American policymakers also need to acknowledge that securing supply chains is tied to meeting climate goals. Decarbonizing the U.S. power and transportation sectors will require more solar and wind and a huge increase in electric vehicles, all of which require critical minerals. To meet the president’s goals on electric vehicles, Tesla alone would need to need to produce 20 million automobiles a year, forty times its current production, consuming 30 percent of the world’s current nickel production, 165 percent of the world’s current cobalt production, and 40 percent of the current global output of permanent magnets.
To secure access to critical minerals, the U.S. needs to ensure that no one country can cause a market failure or hold-up caused by the dominance of a single country or its firms in the supply chain of any given mineral or group of materials. One of the leaders participating in the supply chain resilience summit was President Félix Tshisekedi of the Democratic Republic of the Congo, which has roughly half of the world’s cobalt reserves and currently accounts for about 60 percent of global production of the mineral.
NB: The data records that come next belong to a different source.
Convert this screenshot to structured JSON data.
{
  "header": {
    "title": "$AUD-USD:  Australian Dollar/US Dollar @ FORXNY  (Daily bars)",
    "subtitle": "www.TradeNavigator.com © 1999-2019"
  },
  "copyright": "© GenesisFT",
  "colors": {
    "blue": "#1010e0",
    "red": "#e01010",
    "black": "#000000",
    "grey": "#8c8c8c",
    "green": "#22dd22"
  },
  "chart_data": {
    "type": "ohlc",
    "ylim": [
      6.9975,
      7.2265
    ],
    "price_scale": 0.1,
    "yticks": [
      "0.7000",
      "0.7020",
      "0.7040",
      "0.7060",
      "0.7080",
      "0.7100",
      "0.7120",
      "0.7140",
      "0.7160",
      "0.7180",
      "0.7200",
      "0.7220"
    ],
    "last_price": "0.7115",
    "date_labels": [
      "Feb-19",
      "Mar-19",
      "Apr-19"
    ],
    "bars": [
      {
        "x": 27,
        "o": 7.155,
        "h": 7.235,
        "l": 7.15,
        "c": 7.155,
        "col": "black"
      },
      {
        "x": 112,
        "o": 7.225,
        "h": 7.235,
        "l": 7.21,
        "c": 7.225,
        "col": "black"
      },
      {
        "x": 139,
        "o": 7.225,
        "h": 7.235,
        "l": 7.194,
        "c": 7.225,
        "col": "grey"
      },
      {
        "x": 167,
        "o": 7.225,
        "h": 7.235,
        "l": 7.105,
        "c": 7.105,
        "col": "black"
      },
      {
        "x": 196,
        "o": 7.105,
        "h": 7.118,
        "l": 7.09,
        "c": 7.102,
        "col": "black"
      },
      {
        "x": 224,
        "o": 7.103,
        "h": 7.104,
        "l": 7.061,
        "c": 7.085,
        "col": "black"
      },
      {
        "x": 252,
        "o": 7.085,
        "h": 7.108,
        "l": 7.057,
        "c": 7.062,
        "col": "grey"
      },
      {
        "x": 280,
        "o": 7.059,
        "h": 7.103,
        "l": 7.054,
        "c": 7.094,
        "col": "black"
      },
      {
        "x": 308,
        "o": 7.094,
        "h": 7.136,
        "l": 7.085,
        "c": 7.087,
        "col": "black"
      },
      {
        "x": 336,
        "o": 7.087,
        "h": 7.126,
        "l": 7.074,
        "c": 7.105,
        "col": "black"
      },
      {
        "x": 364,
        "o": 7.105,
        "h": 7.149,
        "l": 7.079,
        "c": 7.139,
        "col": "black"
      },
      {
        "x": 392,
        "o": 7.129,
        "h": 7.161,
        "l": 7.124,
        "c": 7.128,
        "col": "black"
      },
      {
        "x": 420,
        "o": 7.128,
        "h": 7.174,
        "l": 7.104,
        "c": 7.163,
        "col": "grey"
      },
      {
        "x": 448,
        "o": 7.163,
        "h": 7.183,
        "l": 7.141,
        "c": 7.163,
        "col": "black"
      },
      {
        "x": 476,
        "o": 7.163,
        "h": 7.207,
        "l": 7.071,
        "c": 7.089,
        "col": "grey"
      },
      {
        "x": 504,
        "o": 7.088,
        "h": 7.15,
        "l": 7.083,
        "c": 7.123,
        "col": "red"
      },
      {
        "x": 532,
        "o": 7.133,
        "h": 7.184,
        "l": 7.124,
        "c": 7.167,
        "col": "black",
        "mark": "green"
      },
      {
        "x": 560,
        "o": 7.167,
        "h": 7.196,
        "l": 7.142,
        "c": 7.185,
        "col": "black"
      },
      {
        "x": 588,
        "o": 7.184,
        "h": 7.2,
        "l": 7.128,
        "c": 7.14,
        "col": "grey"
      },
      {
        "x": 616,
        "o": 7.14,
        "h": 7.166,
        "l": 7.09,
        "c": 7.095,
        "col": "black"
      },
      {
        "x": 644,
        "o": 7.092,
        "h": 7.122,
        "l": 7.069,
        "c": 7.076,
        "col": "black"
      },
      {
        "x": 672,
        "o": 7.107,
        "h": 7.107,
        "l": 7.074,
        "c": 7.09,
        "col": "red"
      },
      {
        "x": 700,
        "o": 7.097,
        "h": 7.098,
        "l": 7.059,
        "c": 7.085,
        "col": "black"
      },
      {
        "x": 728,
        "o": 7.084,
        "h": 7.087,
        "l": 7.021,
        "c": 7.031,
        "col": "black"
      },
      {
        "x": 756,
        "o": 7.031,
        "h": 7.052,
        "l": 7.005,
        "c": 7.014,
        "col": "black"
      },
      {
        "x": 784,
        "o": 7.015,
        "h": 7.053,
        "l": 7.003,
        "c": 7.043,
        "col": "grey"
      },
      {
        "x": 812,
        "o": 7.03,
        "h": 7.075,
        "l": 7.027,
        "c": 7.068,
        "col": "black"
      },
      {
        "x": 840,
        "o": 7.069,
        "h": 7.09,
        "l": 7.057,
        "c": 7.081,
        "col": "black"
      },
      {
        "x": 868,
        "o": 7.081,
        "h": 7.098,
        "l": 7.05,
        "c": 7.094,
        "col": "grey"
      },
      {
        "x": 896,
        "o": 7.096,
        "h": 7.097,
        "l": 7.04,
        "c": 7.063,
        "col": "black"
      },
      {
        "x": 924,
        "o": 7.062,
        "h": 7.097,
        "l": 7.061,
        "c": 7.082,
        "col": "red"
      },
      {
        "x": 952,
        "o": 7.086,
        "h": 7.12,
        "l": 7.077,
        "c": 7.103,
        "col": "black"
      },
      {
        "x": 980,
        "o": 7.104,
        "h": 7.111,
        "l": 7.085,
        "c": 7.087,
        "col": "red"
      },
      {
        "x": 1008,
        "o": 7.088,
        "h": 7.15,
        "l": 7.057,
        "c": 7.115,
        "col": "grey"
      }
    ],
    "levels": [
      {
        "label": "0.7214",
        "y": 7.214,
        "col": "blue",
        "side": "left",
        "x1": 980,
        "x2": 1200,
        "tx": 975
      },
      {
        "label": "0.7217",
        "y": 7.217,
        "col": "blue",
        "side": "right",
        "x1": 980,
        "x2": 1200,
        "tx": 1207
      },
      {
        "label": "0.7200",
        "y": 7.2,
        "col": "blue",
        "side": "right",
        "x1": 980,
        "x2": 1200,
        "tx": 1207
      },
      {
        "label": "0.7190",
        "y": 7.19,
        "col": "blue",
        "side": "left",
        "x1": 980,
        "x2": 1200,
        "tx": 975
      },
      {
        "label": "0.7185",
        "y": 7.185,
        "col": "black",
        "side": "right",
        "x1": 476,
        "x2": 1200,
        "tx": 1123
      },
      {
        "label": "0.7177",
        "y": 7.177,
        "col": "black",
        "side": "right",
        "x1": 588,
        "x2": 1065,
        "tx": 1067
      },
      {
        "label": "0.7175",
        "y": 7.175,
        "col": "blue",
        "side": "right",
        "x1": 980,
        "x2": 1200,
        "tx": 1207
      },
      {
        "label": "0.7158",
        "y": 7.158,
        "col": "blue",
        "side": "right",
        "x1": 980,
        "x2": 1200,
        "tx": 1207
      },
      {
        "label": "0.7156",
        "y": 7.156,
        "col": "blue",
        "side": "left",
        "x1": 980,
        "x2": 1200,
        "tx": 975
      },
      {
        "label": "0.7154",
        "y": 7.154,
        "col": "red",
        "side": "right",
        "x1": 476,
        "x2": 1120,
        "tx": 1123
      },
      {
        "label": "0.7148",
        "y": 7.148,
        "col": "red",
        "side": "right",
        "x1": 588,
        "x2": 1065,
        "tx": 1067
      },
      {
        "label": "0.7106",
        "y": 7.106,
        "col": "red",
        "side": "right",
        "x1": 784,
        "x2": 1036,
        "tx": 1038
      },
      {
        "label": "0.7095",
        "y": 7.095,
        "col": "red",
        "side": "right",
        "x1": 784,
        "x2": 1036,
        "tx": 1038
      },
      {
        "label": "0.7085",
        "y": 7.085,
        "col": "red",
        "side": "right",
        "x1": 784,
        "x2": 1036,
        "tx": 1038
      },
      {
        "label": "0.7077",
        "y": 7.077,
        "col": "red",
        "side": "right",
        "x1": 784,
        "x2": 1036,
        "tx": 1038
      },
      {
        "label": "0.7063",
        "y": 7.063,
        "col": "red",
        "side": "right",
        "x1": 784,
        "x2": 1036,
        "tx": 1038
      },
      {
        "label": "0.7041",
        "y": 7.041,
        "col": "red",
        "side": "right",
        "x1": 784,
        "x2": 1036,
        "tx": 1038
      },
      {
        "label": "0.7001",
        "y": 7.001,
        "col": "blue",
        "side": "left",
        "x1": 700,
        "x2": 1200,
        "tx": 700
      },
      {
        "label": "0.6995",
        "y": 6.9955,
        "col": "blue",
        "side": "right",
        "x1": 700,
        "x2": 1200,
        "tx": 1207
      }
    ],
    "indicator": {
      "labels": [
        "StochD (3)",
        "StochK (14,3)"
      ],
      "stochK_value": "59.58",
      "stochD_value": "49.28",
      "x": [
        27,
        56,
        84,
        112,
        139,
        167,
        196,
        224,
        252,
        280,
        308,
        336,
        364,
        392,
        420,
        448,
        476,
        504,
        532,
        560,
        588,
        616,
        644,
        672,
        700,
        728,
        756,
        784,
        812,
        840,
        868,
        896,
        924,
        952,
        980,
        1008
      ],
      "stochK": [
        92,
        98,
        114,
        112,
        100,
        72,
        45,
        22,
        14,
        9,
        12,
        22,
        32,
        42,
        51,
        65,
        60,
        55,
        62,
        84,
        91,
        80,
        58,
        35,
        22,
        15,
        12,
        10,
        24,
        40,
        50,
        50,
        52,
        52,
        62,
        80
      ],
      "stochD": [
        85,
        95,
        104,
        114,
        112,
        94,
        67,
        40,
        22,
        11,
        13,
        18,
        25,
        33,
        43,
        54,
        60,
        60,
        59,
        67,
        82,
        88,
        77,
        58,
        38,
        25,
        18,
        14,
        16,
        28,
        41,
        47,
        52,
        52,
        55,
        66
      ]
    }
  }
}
The challenge is not the relatively diversified mining sector in Congo, but that almost all of what is produced there and in several other countries gets processes in China, which controls about three-quarters of the global supply of refined cobalt such as is used in rechargeable batteries.
The U.S. should consider a strategic reserve that helps mitigate the risks of the near-total monopoly on processing of cobalt and other minerals presently enjoyed by China. Instruments such as off-take agreements and incentives to private companies to supply needed critical minerals, not only signal U.S. demand for the select critical materials, it can also serve to catalyze investment by appropriate countries and companies that will provide further protection for U.S. supply chains.
This point was communicated clearly in the recent Executive Order which noted that “the Federal Government will both ensure that it is keeping adequate quantities of goods on hand and provide a model for the private sector, while recognizing that private sector stockpiles and reserves can differ from government ones”—signaling the latter by limiting the authority to release of strategic and critical materials from the National Defense Stockpile by the Under Secretary of Defense for Acquisition and Sustainment to occasions “only when required for use, manufacture, or production for purposes of national defense.”
American policy should also emphasize market interdependence, noting that bolstering trade ties, not eliminating them, is the answer. In some cases, that means making more nuanced distinctions between foreign firms. In the case of aluminum, for example, EN+ Group is the largest aluminum producer outside of China, but unlike some other Russian firms, EN+ is traded on the London Stock Exchange and has undertaken important reforms toward transparency and corporate accountability. U.S. policy should view publicly traded multinationals beyond America’s circle of political allies as a trustworthy links in building resilient supply chains, and consider similarly situated multinationals with diverse supply chains as potential partners.
Creating secure supply chains for critical minerals is possible, but it won’t be accomplished with simply calling for more economic independence or reshoring. The successful strategy will be more market interdependence, not less. With thoughtful, nuanced policy, the U.S. can begin securing the critical minerals required to build a strong post-COVID economy and do its part to beat climate change.
Ambassador J. Peter Pham is an Atlantic Council Distinguished Fellow and previously served as U.S. State Department Special Envoy for the Sahel Region and Great Lakes Region in Africa.